Parmi les dix frères nommés vendredi, un est toutefois bien connu, notamment dans le monde des médias religieux. Il s’agit du frère Jean-Guy Roy, jusqu’à tout récemment directeur général de la maison de production Auvidec Média où il a animé le magazine télévisé Lignes de vie, diffusé par différentes chaînes de télévision communautaire. Ex-directeur général de Radio Ville-Marie (2000-2012), Jean-Guy Roy a aussi travaillé en pastorale jeunesse au diocèse de Saint-Hyacinthe et a été supérieur régional de sa communauté. Il a démissionné, il y a quelques jours, de la direction générale d’Auvidec Média.
Il n’a pas été possible de connaître quel sort attend, chez les Frères du Sacré-Cœur, les membres qui sont toujours vivants et qui font aujourd’hui l’objet de ces allégations.
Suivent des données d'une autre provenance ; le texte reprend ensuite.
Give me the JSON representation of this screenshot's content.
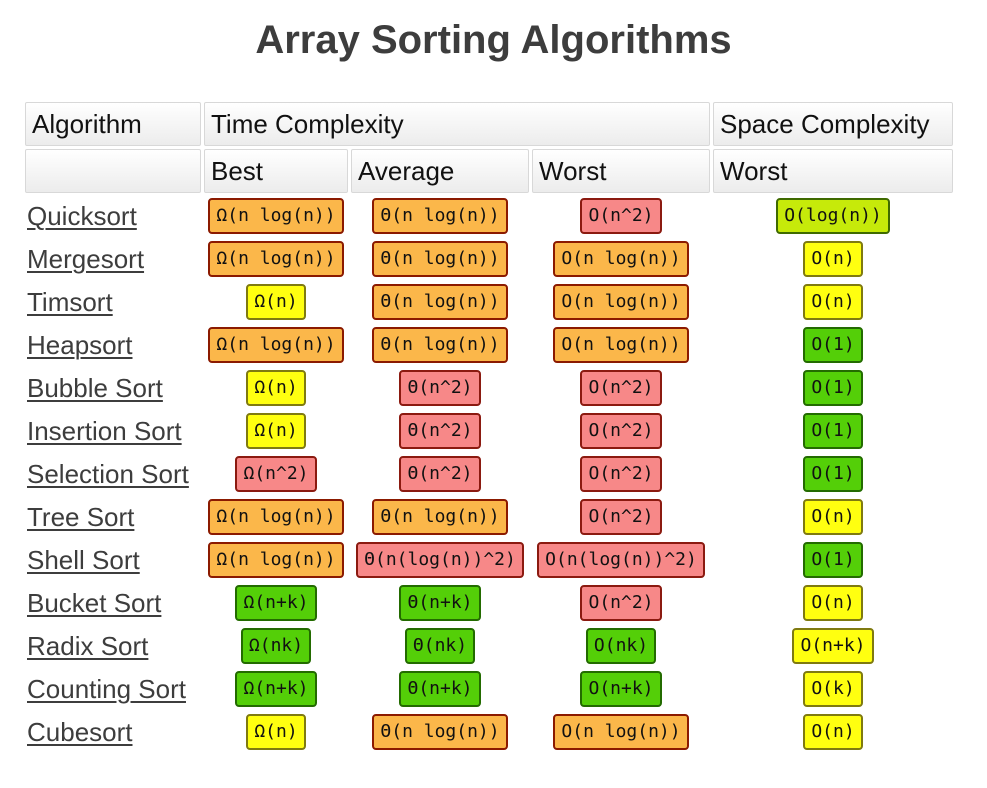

Lorsque des prêtres sont incriminés, s’ils sont membres d’instituts religieux, l’évêque responsable du diocèse où ils œuvrent doit les démettre de tout mandat pastoral, le temps de l’enquête policière et des procédures judiciaires. Les prêtres ne peuvent plus, par exemple, célébrer la messe devant des fidèles ou encore participer à des activités publiques.
Dans le cas d’un religieux qui n’est pas père ou prêtre mais frère, son ordre religieux «devrait très probablement le relever de toute activité ou responsabilité publique tant et aussi longtemps que l’enquête civile et canonique est en cours», indique la Conférence religieuse canadienne, une association qui regroupe les supérieurs des congrégations féminines et masculines du Canada. Le directeur général de la CRC, le père Timothy Scott, rappelle qu’un religieux «bénéficie de la même présomption d’innocence qu’une personne accusée d’un délit ou d’un crime tant que sa culpabilité n’a pas été légalement prouvée».